The new legislation aims to increase transparency for investors and stakeholders to assess investment risks associated with sustainability within a company. The CSRD is seen as a crucial step towards a sustainable and responsible business environment, focused on society and the planet.
Who is in scope for CSRD?
Large companies
CSRD will apply to all large EU companies (including EU subsidiaries of non-EU parent companies) exceeding at least two of the following criteria:
- More than 250 employees
- A turnover of more than €40 million
- Total assets of €20 million
Listed companies
CSRD will also apply to companies with securities listed on an EU-regulated market, regardless of whether the issuer is established in the EU or in a non-EU country. This means that even small and medium-sized enterprises (SMEs) that are listed will be affected, although they have the option to opt out until 2028 during a transitional period.
Significant EU undertakings
In addition, CSRD will affect non-EU companies that have an annual revenue of over €150 million generated from EU operations, and either:
- Have a large or listed subsidiary in the EU
- A significant branch in the EU generating at least €40 million in revenue
What does CSRD mean for UK companies?
First and foremost, if your company was already obligated to report under the Non-Financial Reporting Directive (NFRD), then it will also be required to report under the CSRD.
On the other hand, if your company wasn’t previously subject to NFRD reporting requirements, then there are two potential scenarios in which the disclosure responsibilities outlined in the CSRD could impact your business.
Situation 1
If your UK company has securities listed on an EU-regulated market.
Situation 2
If your UK company has a net turnover in the EU of over €150 million for each of the last two consecutive financial years and has either:
- An EU subsidiary which has securities listed on an EU regulated market; or is classed as a large undertaking and meets two of the following criteria:
- Total assets of €20 million
- Net turnover of €40 million
- An average of 250 employees over the financial year
- An EU branch which has generated a net turnover of more than €40 million in the previous financial year.

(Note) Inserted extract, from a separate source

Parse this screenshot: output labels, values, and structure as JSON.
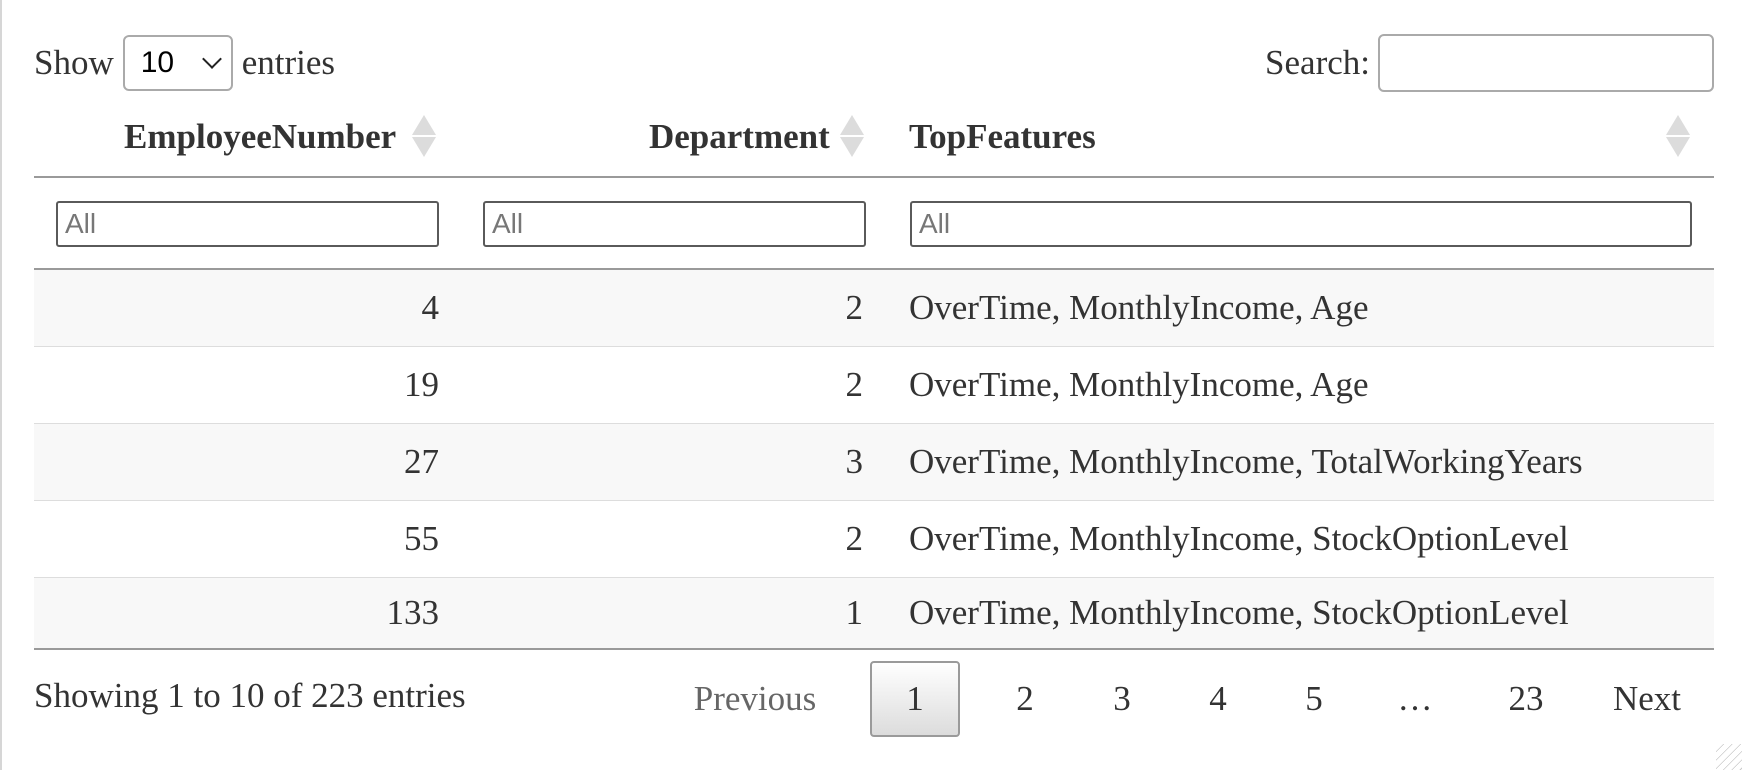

Who is expected to report if eligible?
Starting in 2028, the subsidiary or branch in question will have the responsibility of producing consolidated sustainability reports, modelled after the CSRD requirements, for non-EU undertakings.
Being forward thinking
For UK businesses that are not subject to the CSRD, it’s important to recognise how this regulation will serve as a model for sustainability initiatives worldwide, with the likelihood of further expansion or localised regulations.
In response to the need for a sustainable finance leadership, UK MPs have urged the development of a comprehensive ESG strategy. Moreover, the Financial Conduct Authority (FCA) is looking to introduce the Sustainability Disclosure Requirements (SDR), which could be an indication of the future.
Regulations are likely to become more comprehensive, with reporting requirements and sustainability metrics monitoring and tracking initiatives increasing over time. The sooner your company can adopt and adjust, the better.
The good news? Beyond the obligatory mandates, sustainability reporting can provide wider advantages too, such as increased transparency with stakeholders who are eager to partner with environmentally responsible companies. Furthermore, it can help in identifying areas of improvement and growth opportunities within your organisation.